Hill concludes: “No formal tests of significance can answer those questions” (ibid., 299). The grand sage has this further to say about taking action based on the evidence and causal inference:

We should need very strong evidence before we made people burn a fuel in the homes that they do not like or stop smoking the cigarettes and eating the fats and sugar that they do like. In asking for very strong evidence I would, however, repeat emphatically that this does not imply crossing every ‘t’, and [crossing] swords with every critic, before we act.

All scientific work is incomplete–whether it be observational or experimental. All scientific work is liable to be upset or modified by advancing knowledge. That does not confer upon us a freedom to ignore the knowledge we already have, or to postpone the action that it appears to demand at a given time.

Who knows, asked Robert Browning, but the world may end tonight? True, but on available evidence most of us make ready to commute on the 8:30 next day.”(Henry Blackburn)

[1] Stallone’s daughter, epidemiologist Lorann Stallones, reports: “It is my understanding that Mickey LeMaistre (former President of the University of Texas) has a napkin that Dad wrote these [guidelines for causal inference] down on while they were working on the Surgeon General’s Report” (Pers. Comm.. To H. Blackburn 2008). We have not confirmed this, since we have Stallone’s original mimeographed draft in our Minnesota archive.

References

Blackburn, H. and D. Labarthe. Stories From the Evolution of Guidelines for Causal Inference in Epidemiologic Associations: 1953-1965. Am J Epidemiol. 2012; 176 (12):1071-1077

Bradford-Hill, A. 1965. President’s Address. The Environment and Disease: Association or Causation?

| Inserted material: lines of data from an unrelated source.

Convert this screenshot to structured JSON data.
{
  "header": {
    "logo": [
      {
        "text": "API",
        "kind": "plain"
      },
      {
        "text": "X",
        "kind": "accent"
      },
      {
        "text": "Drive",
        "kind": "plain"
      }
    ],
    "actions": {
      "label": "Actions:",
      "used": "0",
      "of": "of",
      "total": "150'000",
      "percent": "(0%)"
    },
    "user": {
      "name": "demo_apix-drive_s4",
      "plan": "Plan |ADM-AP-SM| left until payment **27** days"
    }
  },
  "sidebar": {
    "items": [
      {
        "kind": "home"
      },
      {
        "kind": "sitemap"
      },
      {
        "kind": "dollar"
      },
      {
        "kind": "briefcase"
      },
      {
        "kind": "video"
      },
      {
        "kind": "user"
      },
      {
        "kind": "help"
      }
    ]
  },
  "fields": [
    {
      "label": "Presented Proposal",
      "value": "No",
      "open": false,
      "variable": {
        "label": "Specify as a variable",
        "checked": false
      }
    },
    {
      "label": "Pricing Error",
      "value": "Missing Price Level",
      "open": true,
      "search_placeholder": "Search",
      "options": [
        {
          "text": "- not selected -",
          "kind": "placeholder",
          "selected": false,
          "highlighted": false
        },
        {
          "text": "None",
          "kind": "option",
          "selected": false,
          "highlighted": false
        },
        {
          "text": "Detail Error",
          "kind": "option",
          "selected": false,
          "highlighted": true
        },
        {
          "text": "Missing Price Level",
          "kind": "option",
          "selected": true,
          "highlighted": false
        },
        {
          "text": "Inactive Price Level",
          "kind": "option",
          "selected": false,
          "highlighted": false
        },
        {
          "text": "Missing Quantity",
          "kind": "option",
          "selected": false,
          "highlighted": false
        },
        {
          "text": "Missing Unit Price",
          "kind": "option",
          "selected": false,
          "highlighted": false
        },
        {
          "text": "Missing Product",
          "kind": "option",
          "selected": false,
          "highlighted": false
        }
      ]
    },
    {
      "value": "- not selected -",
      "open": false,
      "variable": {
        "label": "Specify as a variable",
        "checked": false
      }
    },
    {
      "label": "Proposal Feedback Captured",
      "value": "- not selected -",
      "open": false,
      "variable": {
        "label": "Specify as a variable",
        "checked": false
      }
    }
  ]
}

Proceedings of the Royal Society of Medicine. 58, 295-300.

Koch R. 1893. Über den augenblicklichen Stand der bakteriologischen Choleradiagnose” (in German). Zeitschrift für Hygiene und Infectionskrankheiten 14: 319-333.

Lilienfeld, A.M 1959. On the methodology of investigations of etiologic factors in chronic diseases. Some comments. Journal of Chronic Diseases 10:41-43

Sartwell, P.E. 1960. On the methodology of investigations of etiologic factors in chronic diseases. Further comments. Journal of Chronic Diseases 11:61-63

Stallones, R.A. 1963. The association between tobacco smoking and coronary heart disease. Draft of June 28 to the Surgeon Generals’ Advisory Committee on Smoking and Health. L.Schuman papers. University of Minnesota Archive.

US Department of Health, Education, and Welfare. Public Health Service. 1964. Smoking and Health. Report of the Advisory Committee to the Surgeon General of the Public Health Service. Publication #1103.

Yerushalmy, J. and Hilleboe, H.E. 1957. Fat in the diet and mortality from heart disease. New York Journal of Medicine 57: 2343-2354.

Yerushalm, J. and Palmer, C.E. 1959. On the methodology of investigations of etiologic factors in chronic diseases. Journal of Chronic Diseases. 10: 27-40.